Sieve of Eratosthenes

The Sather language developed at ICSI had rich language support for iters, object-oriented generic iterators. This paper showed an elegant (though inefficient!) implementation of the Sieve of Eratosthenes that has fascinated me since I was first to the implementation circa 1995. (This great video from Khan Academy explains and visualizes the Sieve of Eratosthenes quite well.)

Sieve of Eratosthenes in Sather

Goals of the experiment

My goal here was to use the C# iterator idiom as much as possible:

  • yield return and yield break to automatically create enumerable collections

  • foreach loops instead of manually controlling the IEnumerable<T> methods

  • Try for as little code as possible to match the Sather implementation's terseness

How it works

This implementation works like this:

  • Initialize the current iterator as an interator that returns successive integers, starting at 2.

  • For each element in the current iterator:

    • Yield the current number as a prime.
    • Create a new iterator, feeding from the previous iterator, that filters out any integers divisible by the current prime. Set this new iterator as the current iterator. (Note that we only do this until we reach the square root of our limit.)
    • Repeat until the current iterator returns a number above our desired limit.

So by the time we hit prime P, we have constructed a filtering iterator for each prime p < P that removes all composites of p. If an integer gets through that chain of filters, it must itself be prime.

(One thing I did note was the Sather implementation didn't stop recursively adding sieves at the square root of n, but kept adding them all the way to the end. I suppose fixing that would have made the example much less elegant, even if more performant.)

Nesting IEnumerator iterators

Once C# code enters a foreach loop, the compiler asks for an IEnumerator<T> from the thing being iterated. Once the loop has grabbed that enumerator, it cannot be changed. This means if I want to keep adding iterators to the chain, I either have to use a while loop and drive the interface manually or I have to create an IEnumerator<T> class that can change the enumerator on the fly.

At one point in this experiment I had a HotSwappingEnumerator class that did the latter: it was merely a proxy for a changeable IEnumerator<T> reference, passing calls to MoveNext() and Current to it. This allows us to change the current enumerator in the middle of the foreach loop. Awkward, indeed. So I ended up just using a while loop.

C# weirdness

This code does make a slight detour from normal C# idiom: instead of the iterator methods returning IEnumerable<T> (typically thought of as being required for using foreach), they return IEnumerator<T>. This allows me to strictly control the creation of iterator state machine objects, the things that look like <Foo>d__0, instead of leaving it to the compiler.
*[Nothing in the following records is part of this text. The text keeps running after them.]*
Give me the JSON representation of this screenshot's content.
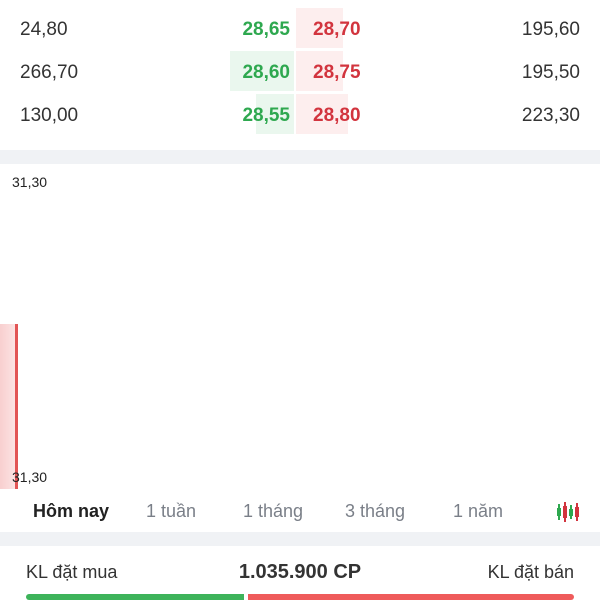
{
  "order_book": {
    "rows": [
      {
        "bid_volume": "24,80",
        "bid_price": "28,65",
        "ask_price": "28,70",
        "ask_volume": "195,60",
        "bid_bar": 0.0,
        "ask_bar": 0.9
      },
      {
        "bid_volume": "266,70",
        "bid_price": "28,60",
        "ask_price": "28,75",
        "ask_volume": "195,50",
        "bid_bar": 1.0,
        "ask_bar": 0.9
      },
      {
        "bid_volume": "130,00",
        "bid_price": "28,55",
        "ask_price": "28,80",
        "ask_volume": "223,30",
        "bid_bar": 0.6,
        "ask_bar": 1.0
      }
    ]
  },
  "chart": {
    "price_top": "31,30",
    "price_bottom": "31,30"
  },
  "tabs": [
    {
      "label": "Hôm nay",
      "active": true
    },
    {
      "label": "1 tuần",
      "active": false
    },
    {
      "label": "1 tháng",
      "active": false
    },
    {
      "label": "3 tháng",
      "active": false
    },
    {
      "label": "1 năm",
      "active": false
    }
  ],
  "chart_type_icon": "candlestick-icon",
  "volume": {
    "buy_label": "KL đặt mua",
    "value": "1.035.900 CP",
    "sell_label": "KL đặt bán",
    "buy_ratio": 0.4
  },
  "colors": {
    "buy": "#2ea84f",
    "sell": "#d2343e"
  }
}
When I used the more traditional method in a previous version, the HotSwappingEnumerator class used IEnumerable<T> and ended up having problems because the compiler decided to call GetEnumerator() on the iterators too often, causing a new state machine object to be instantiated, thus causing the iterators to effectively continually reset. By using IEnumerator<T>, I control the allocation of state machine objects by providing my own GetEnumerator()--which just returns this on the current enumerator.

Conclusion

I think I can put this white whale to bed.